I paused in my tirade long enough to beam at her. “Just great, except that I’m suffering a stress-related breakdown,” I told her. “I think that the best answer would be to offer me a paid transfer to Trappist-1e.”
She gulped, and scurried back into her office.
That had been nearly two years ago. The transfer went through, and I soon found myself strapped aboard a shuttle, fired off the equator at nearly 0.08c. Even with the newest forms of Alcubierre technology, the trip out to the Trappist system took nearly a year of my time, mostly with accelerating and decelerating. Then, while occasionally handling duties for SpaceCommand, I started setting up my new business.
And now, we had posters.
“And the agency’s going to share these?” I asked Sherry. “Get them up all over the Ethernet, broadcast them?”

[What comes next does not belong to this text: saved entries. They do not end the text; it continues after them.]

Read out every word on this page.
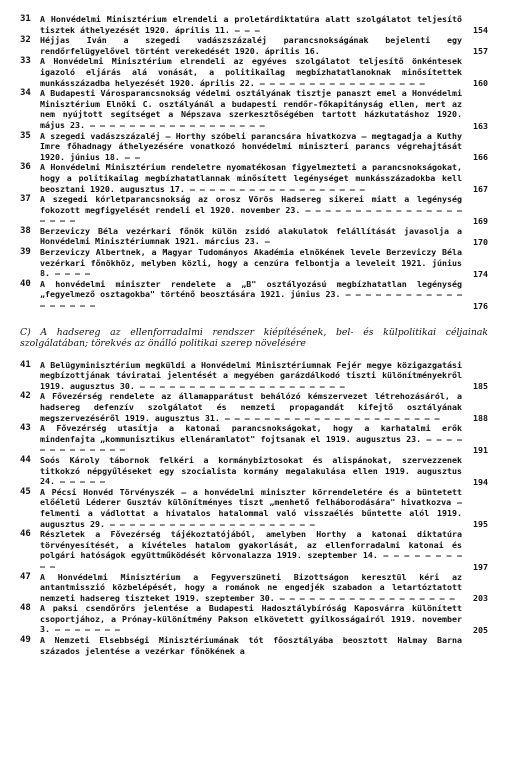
31	A Honvédelmi Minisztérium elrendeli a proletárdiktatúra alatt szolgálatot teljesítő tisztek áthelyezését 1920. április 11. — — —	154
32	Héjjas Iván a szegedi vadászszázaléj parancsnokságának bejelenti egy rendőrfelügyelővel történt verekedését 1920. április 16.	157
33	A Honvédelmi Minisztérium elrendeli az egyéves szolgálatot teljesítő önkéntesek igazoló eljárás alá vonását, a politikailag megbízhatatlanoknak minősítettek munkásszázadba helyezését 1920. április 22. — — — — — — — — — — — — — — — — —	160
34	A Budapesti Városparancsnokság védelmi osztályának tisztje panaszt emel a Honvédelmi Minisztérium Elnöki C. osztályánál a budapesti rendőr-főkapitányság ellen, mert az nem nyújtott segítséget a Népszava szerkesztőségében tartott házkutatáshoz 1920. május 23. — — — — — — — — — — — — — — — — — —	163
35	A szegedi vadászszázaléj — Horthy szóbeli parancsára hivatkozva — megtagadja a Kuthy Imre főhadnagy áthelyezésére vonatkozó honvédelmi miniszteri parancs végrehajtását 1920. június 18. — —	166
36	A Honvédelmi Minisztérium rendeletre nyomatékosan figyelmezteti a parancsnokságokat, hogy a politikailag megbízhatatlannak minősített legénységet munkásszázadokba kell beosztani 1920. augusztus 17. — — — — — — — — — — — — — — — — — —	167
37	A szegedi kórletparancsnokság az orosz Vörös Hadsereg sikerei miatt a legénység fokozott megfigyelését rendeli el 1920. november 23. — — — — — — — — — — — — — — — — — — — —	169
38	Berzeviczy Béla vezérkari főnök külön zsidó alakulatok felállítását javasolja a Honvédelmi Minisztériumnak 1921. március 23. —	170
39	Berzeviczy Albertnek, a Magyar Tudományos Akadémia elnökének levele Berzeviczy Béla vezérkari főnökhöz, melyben közli, hogy a cenzúra felbontja a leveleit 1921. június 8. — — — —	174
40	A honvédelmi miniszter rendelete a „B" osztályozású megbízhatatlan legénység „fegyelmező osztagokba" történő beosztására 1921. június 23. — — — — — — — — — — — — — — — — — —	176
C) A hadsereg az ellenforradalmi rendszer kiépítésének, bel- és külpolitikai céljainak szolgálatában; törekvés az önálló politikai szerep növelésére
41	A Belügyminisztérium megküldi a Honvédelmi Minisztériumnak Fejér megye közigazgatási megbízottjának táviratai jelentését a megyében garázdálkodó tiszti különítményekről 1919. augusztus 30. — — — — — — — — — — — — — — — — — — — — —	185
42	A Fővezérség rendelete az államapparátust behálózó kémszervezet létrehozásáról, a hadsereg defenzív szolgálatot és nemzeti propagandát kifejtő osztályának megszervezéséről 1919. augusztus 31. — — — — — — — — — — — — — — — — — — — — — —	188
43	A Fővezérség utasítja a katonai parancsnokságokat, hogy a karhatalmi erők mindenfajta „kommunisztikus ellenáramlatot" fojtsanak el 1919. augusztus 23. — — — — — — — — — — — — —	191
44	Soós Károly tábornok felkéri a kormánybiztosokat és alispánokat, szervezzenek titkokzó népgyűléseket egy szocialista kormány megalakulása ellen 1919. augusztus 24. — — — — —	194
45	A Pécsi Honvéd Törvényszék — a honvédelmi miniszter körrendeletére és a büntetett előéletű Léderer Gusztáv különítményes tiszt „menhető felháborodására" hivatkozva — felmenti a vádlottat a hivatalos hatalommal való visszaélés bűntette alól 1919. augusztus 29. — — — — — — — — — — — — — — — — — — — — —	195
46	Részletek a Fővezérség tájékoztatójából, amelyben Horthy a katonai diktatúra törvényesítését, a kivételes hatalom gyakorlását, az ellenforradalmi katonai és polgári hatóságok együttműködését körvonalazza 1919. szeptember 14. — — — — — — — — — —	197
47	A Honvédelmi Minisztérium a Fegyverszüneti Bizottságon keresztül kéri az antantmisszió közbelépését, hogy a románok ne engedjék szabadon a letartóztatott nemzeti hadsereg tiszteket 1919. szeptember 30. — — — — — — — — — — — — — — — — — —	203
48	A paksi csendőrőrs jelentése a Budapesti Hadosztálybíróság Kaposvárra különített csoportjához, a Prónay-különítmény Pakson elkövetett gyilkosságairól 1919. november 3. — — — — — — —	205
49	A Nemzeti Elsebbségi Minisztériumának tót főosztályába beosztott Halmay Barna százados jelentése a vezérkar főnökének a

She nodded. “They’re very excited. The first interstellar tourism opportunity. They’re even giving us heavy discounts, as long as they can get a cut of the customer signup fees.”
I wasn’t thrilled with that deal that we’d banged out, but I knew that I couldn’t afford to shoulder the advertising cost myself. “Yeah, I know. Okay, these have my stamp of approval. Send them out, Sherry.”
She winked at me. “Will do, boss.”
As she hurried off, I sat back in my chair, looking out through my office window at the planet-scape above me. My old office hadn’t had a window. I was nearly forty light-years away from everything I knew, the world where I’d been born and spent all my life.
Opportunity was here, and I was going to embrace it.